Even Canada won't let an additional amtrak train cross the border unless the US coughs up the money to cover the burden. And again, as for the tax burden - who pays what - the fact that illegals are paying taxes is their own fault. They put themselves into that situation.

Anonymous said...

jim, from your dodging of the question, I take it that it really isn't law-abindingness that you care about. You care about people "not from around here" (whether not from the US or not from SF) somehow affecting your life. Aside from all that, though, I agree with your point that something needs to be done about the huge mess the state is in, and that this is going to require a much more serious and radical effort than those in power have managed to produce so far.
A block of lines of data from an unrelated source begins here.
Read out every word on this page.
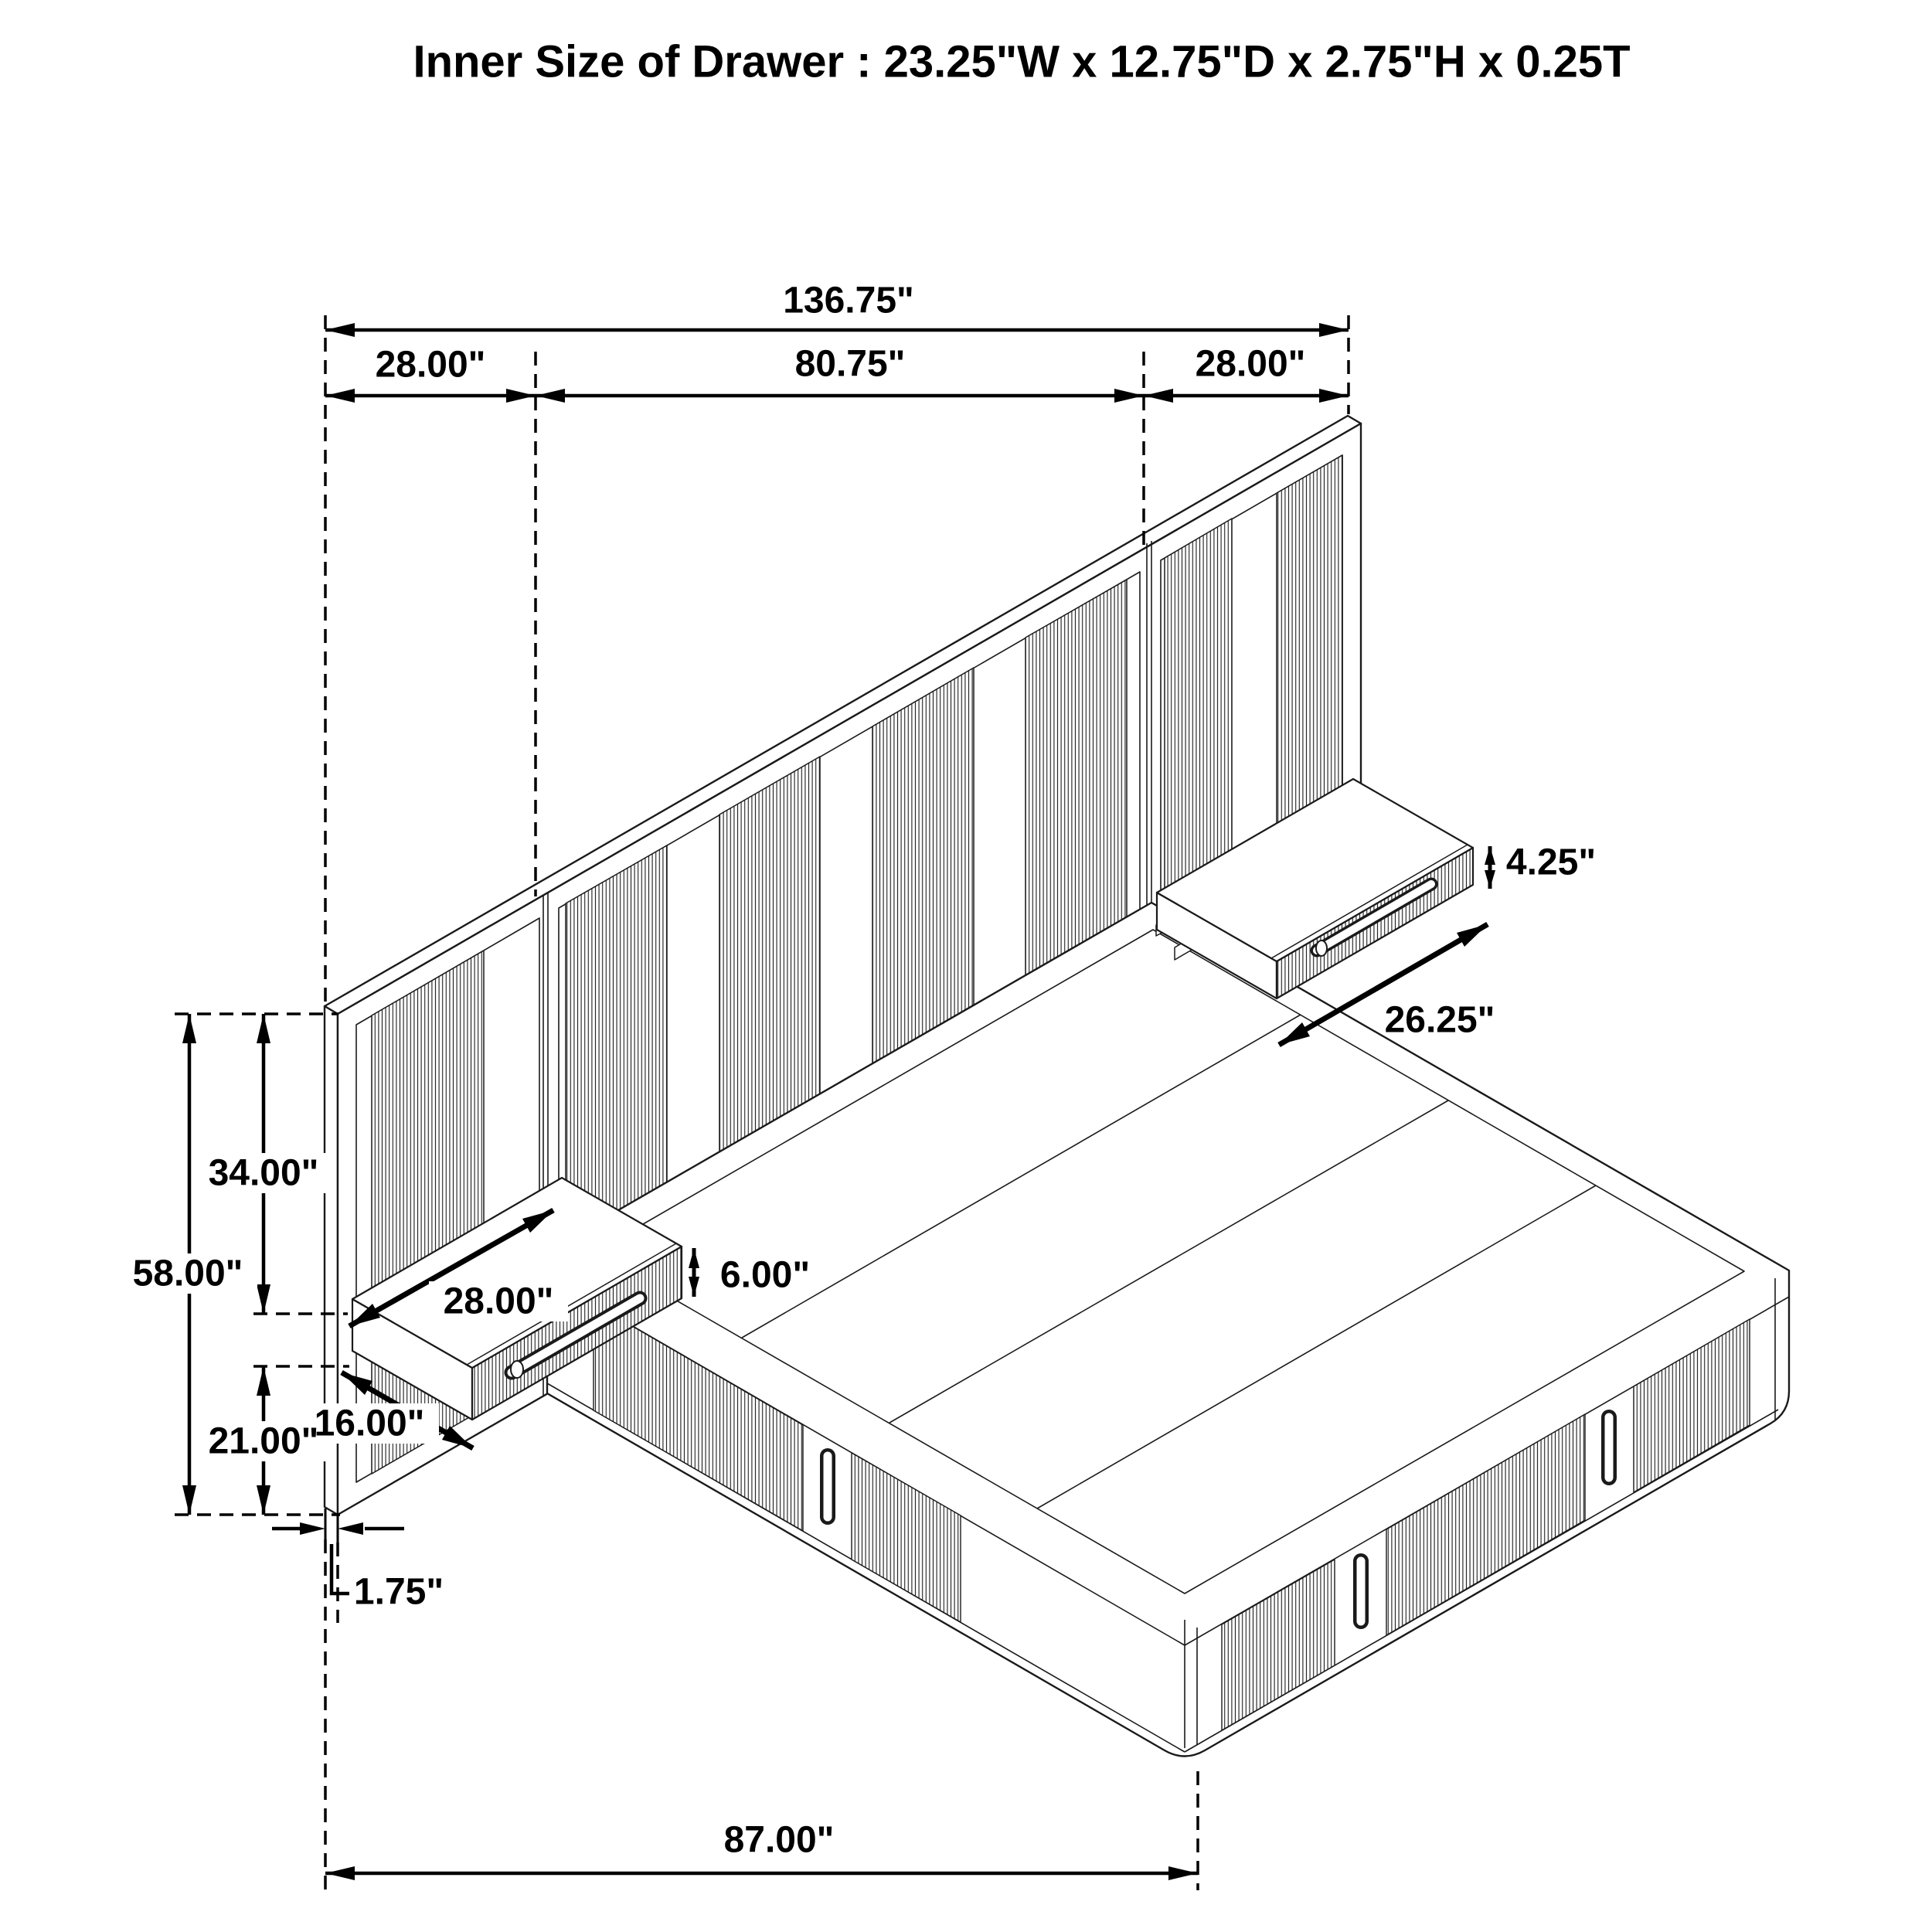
Inner Size of Drawer : 23.25"W x 12.75"D x 2.75"H x 0.25T
136.75"
28.00"	80.75"	28.00"
58.00"
34.00"
21.00"
28.00"
16.00"
6.00"
1.75"
4.25"
26.25"
87.00"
Also, jim, you have a lot of good things to say, and I honestly prefer your occasionally controversial opinions to other commeters' descriptions of their bodily functions.

jim said...

well, Us citizens can break their own laws, and may or may not suffer the consequences, but illegal aliens don't have that luxury. They can do it in their own country but not here. What I care about is my money and my job and my benefits. I don't want to pay for them and I don't want them putting downward pressure on american wages and I don't want legal citizens going without because illegals are slurping up part of the pie that isn't theirs. You have to have a sense of self preservation if you have any sense of self worth at all. The prison guards and firemen and cops deserve every public penny they get. The illegals are entitled to none of it. sI say get them in here legally and then unionize them. But we can't get them on board if they are cheating. The US has had influence over every nation on earth and yet be are dicked around by this third world next door neighbor. It begs the question... what's really going on? With the stroke of a pen, we could have mexico by the balls. Either they start writing checks, start handing over oil and real estate, or they can deal with our military. instead, we have the average american footing the bill, the average mexican living in poverty, and an immigration system that runs on abuse. I don't care how they fix it, Im saying I don't want to pay for it. They need to get their shit together and solve some of their own problems. It isn't my responsibility to do it.. There is indeed privilege with being born on the right side of an imaginary line. To bad so sad. Now if mexico for instance, want to make some deals fine. but I want to know what's in it for me. i used to vacation down there. I stopped giving them my dollars though now that things have gotten worse. Time for them to snap out of it, step up and take some responsibility for their own mess. Everyone else does. And for what its worth,aside from the little punks who keep tagging the bathroom wall ( im gonna drown them in the bay if I catch one them) I find that the latins are a lot more polite than those pushy little asian ladies who always shove their way onto muni. And the brazilians are just plain hot. They can stay.

jim said...

but thanks for the nice words. Im sure you agree that it helps to take a different look at things. I want the train, but I do see the nimby's side of things too. Of course , push come to shove, ill stick to what benefits me not them.

Anonymous said...

jim, what wonderfully refreshing honesty in that last sentence. If only the NIMBYs were so honest about their motivations! Anyhow, my final thought on the state budget is that we need to stop measuring things like education and public safety by the inputs, that is, by the amount of money spent on them. That way lies horrendous inefficiency as piles of textbooks are bought then discarded unopened years later, and as entrenched employees get all the benefits and job security while the young ones get neither.

jim said...

No doubt there is waste - at every level. All state agencies are going to have to look at ways to absorb cuts without laying people off. But 21 billion - now they're waying 24 billion - is going to be insurmountable. Californians have said they will not pay any more taxes. So the cuts, deep cuts are coming. and lets face it, people are going to put their own interests and those of their families ahead of any one elses.